Moruya is famous for its granite, first quarried in 1850. Moruya granite was used in the pylons for the Sydney Harbour Bridge. From 1925 to 1932, Dorman, Long and Company employed over 250 stonemasons from 13 different countries to supply, cut and dress granite slabs for the pylons.

A flood in 1840 scoured the sandbar and opened up the Moruya River to shipping. The government then abandoned Broulee in favour of Moruya, gazetted as a village in 1851.

The first wharves were near the entrance. The river's deep channels changed frequently and vessels often grounded so a pilot was stationed at Moruya South Head from 1860.

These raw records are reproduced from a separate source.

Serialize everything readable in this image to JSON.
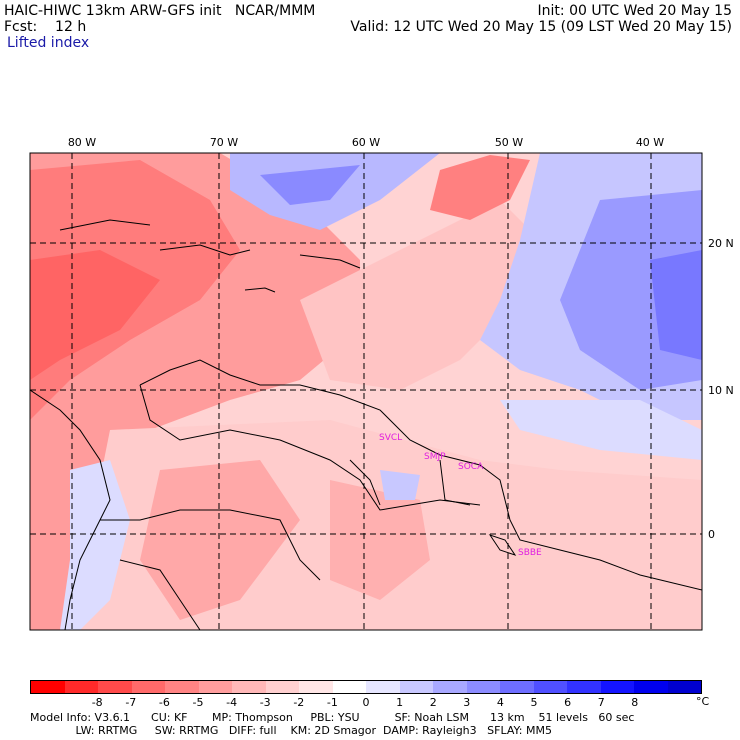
{
  "header": {
    "title_left": "HAIC-HIWC 13km ARW-GFS init   NCAR/MMM",
    "forecast": "Fcst:    12 h",
    "field": "Lifted index",
    "init": "Init: 00 UTC Wed 20 May 15",
    "valid": "Valid: 12 UTC Wed 20 May 15 (09 LST Wed 20 May 15)"
  },
  "map": {
    "lon_labels": [
      "80 W",
      "70 W",
      "60 W",
      "50 W",
      "40 W"
    ],
    "lat_labels": [
      "20 N",
      "10 N",
      "0"
    ],
    "stations": [
      "SVCL",
      "SMJP",
      "SOCA",
      "SBBE"
    ],
    "station_color": "#e020e0"
  },
  "colorbar": {
    "colors": [
      "#ff0000",
      "#ff2a2a",
      "#ff4a4a",
      "#ff6a6a",
      "#ff8484",
      "#ff9e9e",
      "#ffb8b8",
      "#ffd0d0",
      "#ffe6e6",
      "#ffffff",
      "#e6e6ff",
      "#c8c8ff",
      "#a8a8ff",
      "#8c8cff",
      "#6e6eff",
      "#5050ff",
      "#3232ff",
      "#1414ff",
      "#0000ee",
      "#0000d0"
    ],
    "labels": [
      "-8",
      "-7",
      "-6",
      "-5",
      "-4",
      "-3",
      "-2",
      "-1",
      "0",
      "1",
      "2",
      "3",
      "4",
      "5",
      "6",
      "7",
      "8"
    ],
    "unit": "°C"
  },
  "model_info": {
    "line1": "Model Info: V3.6.1      CU: KF       MP: Thompson     PBL: YSU          SF: Noah LSM      13 km    51 levels   60 sec",
    "line2": "             LW: RRTMG     SW: RRTMG   DIFF: full    KM: 2D Smagor  DAMP: Rayleigh3   SFLAY: MM5"
  }
}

Moruya was an important port for the Araluen goldfields and for the district's producers. Moruya also developed into an important regional and administrative centre.

What to do:
Visit Moruya Museum in Emmott House and see the State Heritage listed Abernethy and Co stonemason's lathe.
Follow the Historic Town Walk to discover Moruya's delightful historic buildings.

Drive to Moruya Heads (Toragy Point). The Pilot Station (1861-1953), now private residence, is nearby.
Walk the stunning Bingi Dreaming Track from Congo to Coila Lake. The track links camp and ceremonial sites, water and food sources.